Somewhere along the way, however, she came to believe that I was her best friend again. Now in her early 20s, she just got married to her boyfriend who she’s known for less than a year. She’s also pregnant—and has asked me to be the maid of honor at the wedding and godmother to the child. I’m fine with being friends with Thea, rather than best friends. But I fear that agreeing to these positions will thrust me into an inner circle of which I want no part. At the same time, I’m worried she doesn’t have anyone else to rely on. The friend I thought she’d ask to fulfill these duties recently told me that she stopped speaking to her, as she didn’t want to be hurt again. Thea has been in some dark places in her life, and I don’t want my rejections to send her back there—not only for her mental health but for the sake of her kid. My parents and other friends think she’s a user and a liar whose habits will never change. Should I support her or run before it’s too late?
To Be or Not To Be
Well, the chances of that marriage lasting are—nil. First, the two of them don’t actually know each other. I know readers will take exception here, but less than one year, when you’re in your early 20s, isn’t much of a foundation. Second, the woman has a proven inability to get along with, well, anyone. So if you want to be supportive and stand up there holding a bunch of hand-tied white gerberas for a few hours, I don’t see any harm. (The album is likely to be tossed in a few years’ time anyway.) But kids last a lifetime. So I would definitely NOT sign up to be the godmother of the child if your feelings about the mother are that negative. Some people take the designation seriously (monetary support is implied, as well as emotional support); others less so. Either way, you’re bound to the family for eternity. And here you seem to barely count the woman among your close friends!

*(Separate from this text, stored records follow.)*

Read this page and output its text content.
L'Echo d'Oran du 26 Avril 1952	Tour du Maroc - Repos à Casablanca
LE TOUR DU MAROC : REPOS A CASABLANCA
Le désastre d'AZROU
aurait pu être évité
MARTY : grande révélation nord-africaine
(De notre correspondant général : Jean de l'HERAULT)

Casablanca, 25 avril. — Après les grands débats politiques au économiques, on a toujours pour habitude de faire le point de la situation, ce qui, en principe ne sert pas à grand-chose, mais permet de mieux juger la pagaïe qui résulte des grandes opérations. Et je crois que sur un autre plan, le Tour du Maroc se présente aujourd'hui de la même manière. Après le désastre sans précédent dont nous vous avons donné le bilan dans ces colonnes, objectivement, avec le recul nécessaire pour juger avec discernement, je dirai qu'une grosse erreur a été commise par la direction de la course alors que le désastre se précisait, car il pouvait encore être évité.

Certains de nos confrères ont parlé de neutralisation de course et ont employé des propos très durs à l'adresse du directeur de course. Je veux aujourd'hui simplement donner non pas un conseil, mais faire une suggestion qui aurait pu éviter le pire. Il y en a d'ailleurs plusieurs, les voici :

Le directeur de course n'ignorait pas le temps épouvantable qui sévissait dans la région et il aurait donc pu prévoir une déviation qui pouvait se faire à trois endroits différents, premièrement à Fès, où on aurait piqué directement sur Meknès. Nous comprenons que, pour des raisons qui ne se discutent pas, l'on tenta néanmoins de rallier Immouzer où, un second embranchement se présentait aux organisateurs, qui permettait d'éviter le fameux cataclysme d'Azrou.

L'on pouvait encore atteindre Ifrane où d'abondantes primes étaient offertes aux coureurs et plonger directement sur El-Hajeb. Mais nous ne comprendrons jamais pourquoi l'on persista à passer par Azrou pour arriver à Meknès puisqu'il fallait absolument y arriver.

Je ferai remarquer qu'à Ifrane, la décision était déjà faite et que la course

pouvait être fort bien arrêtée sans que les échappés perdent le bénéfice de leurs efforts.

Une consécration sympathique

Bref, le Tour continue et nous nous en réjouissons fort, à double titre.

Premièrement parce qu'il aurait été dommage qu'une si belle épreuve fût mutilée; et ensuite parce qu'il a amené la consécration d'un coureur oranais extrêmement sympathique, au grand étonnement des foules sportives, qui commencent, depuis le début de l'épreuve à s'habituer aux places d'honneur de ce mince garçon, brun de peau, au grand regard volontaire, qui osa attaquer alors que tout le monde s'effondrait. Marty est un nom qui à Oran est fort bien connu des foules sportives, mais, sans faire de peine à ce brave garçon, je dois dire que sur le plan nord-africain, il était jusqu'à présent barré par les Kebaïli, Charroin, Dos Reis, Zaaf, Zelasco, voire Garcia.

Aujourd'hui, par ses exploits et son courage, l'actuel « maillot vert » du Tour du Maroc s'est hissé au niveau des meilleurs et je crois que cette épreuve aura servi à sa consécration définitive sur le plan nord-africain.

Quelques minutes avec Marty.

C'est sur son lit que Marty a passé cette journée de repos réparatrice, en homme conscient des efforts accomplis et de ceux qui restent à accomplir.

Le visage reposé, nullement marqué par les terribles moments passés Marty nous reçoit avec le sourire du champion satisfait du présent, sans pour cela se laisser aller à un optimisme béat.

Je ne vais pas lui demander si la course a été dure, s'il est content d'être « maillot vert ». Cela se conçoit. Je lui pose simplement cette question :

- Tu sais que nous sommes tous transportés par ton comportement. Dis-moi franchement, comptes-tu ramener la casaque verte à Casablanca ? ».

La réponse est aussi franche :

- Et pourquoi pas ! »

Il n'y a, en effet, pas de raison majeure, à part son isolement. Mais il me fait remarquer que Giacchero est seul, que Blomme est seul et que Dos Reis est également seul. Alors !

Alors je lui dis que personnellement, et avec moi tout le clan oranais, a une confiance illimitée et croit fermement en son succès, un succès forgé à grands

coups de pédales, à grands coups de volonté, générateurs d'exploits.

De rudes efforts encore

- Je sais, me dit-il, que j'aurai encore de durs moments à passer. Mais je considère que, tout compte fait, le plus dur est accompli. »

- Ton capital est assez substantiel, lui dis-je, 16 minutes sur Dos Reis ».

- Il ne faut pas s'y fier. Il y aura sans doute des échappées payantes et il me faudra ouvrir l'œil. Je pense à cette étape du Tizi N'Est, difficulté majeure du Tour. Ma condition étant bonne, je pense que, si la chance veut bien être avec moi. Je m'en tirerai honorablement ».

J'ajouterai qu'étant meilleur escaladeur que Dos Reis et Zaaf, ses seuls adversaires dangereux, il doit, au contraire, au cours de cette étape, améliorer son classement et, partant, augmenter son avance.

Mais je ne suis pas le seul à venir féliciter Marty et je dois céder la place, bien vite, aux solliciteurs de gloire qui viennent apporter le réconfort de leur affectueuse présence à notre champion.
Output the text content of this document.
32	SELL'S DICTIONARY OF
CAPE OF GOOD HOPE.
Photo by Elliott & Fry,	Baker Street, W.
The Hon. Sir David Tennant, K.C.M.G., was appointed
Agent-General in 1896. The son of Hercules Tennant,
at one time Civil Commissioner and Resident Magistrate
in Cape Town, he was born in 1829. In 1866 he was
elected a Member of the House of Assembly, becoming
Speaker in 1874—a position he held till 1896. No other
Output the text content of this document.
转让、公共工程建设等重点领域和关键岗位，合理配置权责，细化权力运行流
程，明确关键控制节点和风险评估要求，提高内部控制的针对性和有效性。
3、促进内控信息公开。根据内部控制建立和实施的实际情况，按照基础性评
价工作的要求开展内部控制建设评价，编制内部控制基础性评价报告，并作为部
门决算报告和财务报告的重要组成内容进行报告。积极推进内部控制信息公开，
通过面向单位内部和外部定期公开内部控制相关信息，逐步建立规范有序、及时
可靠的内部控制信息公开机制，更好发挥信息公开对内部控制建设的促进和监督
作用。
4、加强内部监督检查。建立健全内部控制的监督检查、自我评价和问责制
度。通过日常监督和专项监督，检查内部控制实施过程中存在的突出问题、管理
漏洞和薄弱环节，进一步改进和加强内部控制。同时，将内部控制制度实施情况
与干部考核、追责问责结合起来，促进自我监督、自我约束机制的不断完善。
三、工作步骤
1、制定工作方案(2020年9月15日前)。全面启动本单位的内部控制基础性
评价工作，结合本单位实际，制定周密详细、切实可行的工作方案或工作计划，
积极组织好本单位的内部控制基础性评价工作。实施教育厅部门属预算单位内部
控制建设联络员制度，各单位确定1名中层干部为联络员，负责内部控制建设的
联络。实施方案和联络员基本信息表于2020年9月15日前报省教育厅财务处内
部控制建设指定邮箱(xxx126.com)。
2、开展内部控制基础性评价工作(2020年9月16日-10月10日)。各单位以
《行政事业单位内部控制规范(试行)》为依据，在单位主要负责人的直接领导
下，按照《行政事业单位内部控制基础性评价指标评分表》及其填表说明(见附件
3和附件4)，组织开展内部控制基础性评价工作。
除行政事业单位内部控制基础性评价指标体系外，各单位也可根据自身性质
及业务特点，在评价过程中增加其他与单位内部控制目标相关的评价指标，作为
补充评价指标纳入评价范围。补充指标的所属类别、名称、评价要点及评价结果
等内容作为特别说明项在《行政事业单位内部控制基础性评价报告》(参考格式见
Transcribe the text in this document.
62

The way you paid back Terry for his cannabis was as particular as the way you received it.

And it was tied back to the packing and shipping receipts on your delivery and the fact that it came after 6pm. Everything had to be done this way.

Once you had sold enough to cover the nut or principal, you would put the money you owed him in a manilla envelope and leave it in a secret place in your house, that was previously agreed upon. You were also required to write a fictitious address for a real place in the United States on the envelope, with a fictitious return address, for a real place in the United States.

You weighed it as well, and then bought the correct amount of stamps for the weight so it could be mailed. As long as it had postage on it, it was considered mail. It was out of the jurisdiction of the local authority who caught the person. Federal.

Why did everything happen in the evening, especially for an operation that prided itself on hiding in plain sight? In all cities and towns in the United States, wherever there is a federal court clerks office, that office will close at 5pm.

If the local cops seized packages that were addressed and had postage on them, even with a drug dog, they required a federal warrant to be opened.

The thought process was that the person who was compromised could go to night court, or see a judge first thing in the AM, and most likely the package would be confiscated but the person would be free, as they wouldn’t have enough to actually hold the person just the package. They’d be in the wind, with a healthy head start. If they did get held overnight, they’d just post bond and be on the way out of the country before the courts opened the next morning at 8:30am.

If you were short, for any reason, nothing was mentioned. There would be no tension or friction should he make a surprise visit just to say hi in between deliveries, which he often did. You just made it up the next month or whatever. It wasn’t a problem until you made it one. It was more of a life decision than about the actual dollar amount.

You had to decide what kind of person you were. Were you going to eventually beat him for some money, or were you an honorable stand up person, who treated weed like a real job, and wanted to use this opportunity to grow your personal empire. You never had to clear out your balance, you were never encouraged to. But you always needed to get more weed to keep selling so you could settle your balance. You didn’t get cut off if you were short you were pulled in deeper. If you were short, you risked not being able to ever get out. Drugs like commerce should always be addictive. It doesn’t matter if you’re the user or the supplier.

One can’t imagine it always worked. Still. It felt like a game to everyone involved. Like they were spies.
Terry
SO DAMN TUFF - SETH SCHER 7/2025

I’d send Thea a nice note saying that you’re honored to have been invited to play such an important role in her life. But while you wish her and her husband many years of joy with their bundle of such—and are happy that you and she are reunited—you don’t feel you can fulfill the duty, as it implies a commitment that you’re not currently in a position to make. I’d keep it that vague. Hopefully she’ll read between the lines. I suspect that, over time, your friendship with Thea will grow fainter and fainter. But hey, you never know. She and the boyfriend could prove me wrong, too.